Tableau 1. Données recueillies dans la base de données NEDSAC

Données démographiques sur les enfants atteints d’un TSA

  • Date de naissance et sexe
  • Nombre de frères et sœurs biologiques
  • Nombre de frères et sœurs biologiques atteints d’un TSA confirmé ou soupçonné
  • Lieu de résidence de la mère durant la grossesse
  • Âge des parents à la naissance de l’enfant
  • Identité ethnoculturelle

Diagnostic

  • Type de professionnel ayant posé le diagnostic
  • Tests ou outils utilisés
  • Sous-groupe de diagnostic
  • Date du diagnostic
  • Lieu de résidence de l’enfant au moment du diagnostic

Abréviations : NEDSAC, National Epidemiologic Database for the Study of Autism in Canada [base de données épidémiologiques nationale sur l’étude de l’autisme au Canada]; TSA, troubles du spectre autistique.

  • [*] La liste des chercheurs et des collaborateurs peut être consultée à l’adresse www.nedsac.ca sous la rubrique « Who we are ».
  • [†] Comprend six comtés : Hastings, Prince Edward, Lennox et Addington, Frontenac, Leeds-Grenville et Lanark.

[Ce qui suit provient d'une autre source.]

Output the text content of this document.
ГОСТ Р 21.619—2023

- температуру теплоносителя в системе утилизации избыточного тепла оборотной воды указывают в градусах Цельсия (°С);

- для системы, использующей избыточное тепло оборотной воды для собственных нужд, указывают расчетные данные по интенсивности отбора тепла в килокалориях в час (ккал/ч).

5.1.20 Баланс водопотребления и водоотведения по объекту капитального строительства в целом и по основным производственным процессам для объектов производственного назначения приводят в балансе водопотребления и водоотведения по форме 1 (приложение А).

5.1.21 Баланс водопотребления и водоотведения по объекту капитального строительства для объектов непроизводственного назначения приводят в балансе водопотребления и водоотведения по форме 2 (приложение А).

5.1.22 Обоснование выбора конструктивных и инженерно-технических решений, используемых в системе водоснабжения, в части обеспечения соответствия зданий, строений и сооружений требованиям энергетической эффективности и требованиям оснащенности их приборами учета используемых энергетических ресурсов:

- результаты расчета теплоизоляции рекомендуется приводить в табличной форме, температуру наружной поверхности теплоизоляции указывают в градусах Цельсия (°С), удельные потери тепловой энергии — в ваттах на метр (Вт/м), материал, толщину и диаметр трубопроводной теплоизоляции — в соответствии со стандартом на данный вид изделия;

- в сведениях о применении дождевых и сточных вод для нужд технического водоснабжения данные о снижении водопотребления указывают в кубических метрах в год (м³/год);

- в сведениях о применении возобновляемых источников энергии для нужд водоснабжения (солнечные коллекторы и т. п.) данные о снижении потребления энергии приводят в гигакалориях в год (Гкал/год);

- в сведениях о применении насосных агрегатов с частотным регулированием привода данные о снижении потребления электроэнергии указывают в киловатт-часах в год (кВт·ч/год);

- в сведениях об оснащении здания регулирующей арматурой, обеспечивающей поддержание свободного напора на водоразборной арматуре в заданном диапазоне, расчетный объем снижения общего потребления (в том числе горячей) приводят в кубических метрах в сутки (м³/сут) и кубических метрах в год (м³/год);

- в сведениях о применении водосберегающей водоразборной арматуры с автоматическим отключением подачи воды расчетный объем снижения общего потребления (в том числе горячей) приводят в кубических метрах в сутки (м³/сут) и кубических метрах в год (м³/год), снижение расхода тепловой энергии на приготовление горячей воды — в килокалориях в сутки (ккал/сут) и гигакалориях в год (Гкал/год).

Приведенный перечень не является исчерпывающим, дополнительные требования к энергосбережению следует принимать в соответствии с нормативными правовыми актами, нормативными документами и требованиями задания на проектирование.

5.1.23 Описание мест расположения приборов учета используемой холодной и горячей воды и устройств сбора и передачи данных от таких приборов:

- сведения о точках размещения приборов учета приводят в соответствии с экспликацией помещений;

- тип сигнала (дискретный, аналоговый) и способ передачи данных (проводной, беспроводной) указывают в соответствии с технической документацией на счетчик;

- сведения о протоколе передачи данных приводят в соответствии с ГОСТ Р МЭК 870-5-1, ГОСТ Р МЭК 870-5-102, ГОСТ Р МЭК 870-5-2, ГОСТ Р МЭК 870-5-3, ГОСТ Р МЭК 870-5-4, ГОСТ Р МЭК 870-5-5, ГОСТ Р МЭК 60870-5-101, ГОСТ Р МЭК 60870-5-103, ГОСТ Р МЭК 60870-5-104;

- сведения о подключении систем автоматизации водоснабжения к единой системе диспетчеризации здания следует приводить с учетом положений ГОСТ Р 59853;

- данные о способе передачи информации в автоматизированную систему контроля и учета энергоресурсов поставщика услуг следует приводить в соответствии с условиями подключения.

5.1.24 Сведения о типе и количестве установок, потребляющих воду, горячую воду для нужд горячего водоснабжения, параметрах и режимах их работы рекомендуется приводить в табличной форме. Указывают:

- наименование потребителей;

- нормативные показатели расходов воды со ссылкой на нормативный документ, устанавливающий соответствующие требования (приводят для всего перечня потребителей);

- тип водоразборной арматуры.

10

Estimation de la prévalence des TSA

Différentes méthodes sont utilisées pour estimer la prévalence des TSA. L’une des méthodes employées est le dépistage au sein de la population, qui vise à recenser les cas soupçonnés ou diagnostiqués, et qui est suivi d’un processus d’évaluation permettant de confirmer ou d’infirmer le diagnostic. Cette méthode a notamment été utilisée dans une étude menée à Karlstad, en Suède, au cours de laquelle des chercheurs avaient utilisé une combinaison de tests afin de recenser les cas de TSA chez 826 enfants nés dans cette ville en 1985 et vivant toujours à cet endroit en 19927. Les enfants ont été observés dans différents contextes, et leurs parents et enseignants ont été interrogés en vue de l’établissement d’un diagnostic. Cette méthode offre la possibilité de recenser les cas non diagnostiqués et permet de procéder à une évaluation directe pour vérifier l’état du cas. Cependant, le faible taux de réponse et la possibilité que les estimations soient biaisées sont une source de préoccupation8. En outre, cette méthode est trop coûteuse pour permettre d’assurer une surveillance continue au sein des bassins de population importants.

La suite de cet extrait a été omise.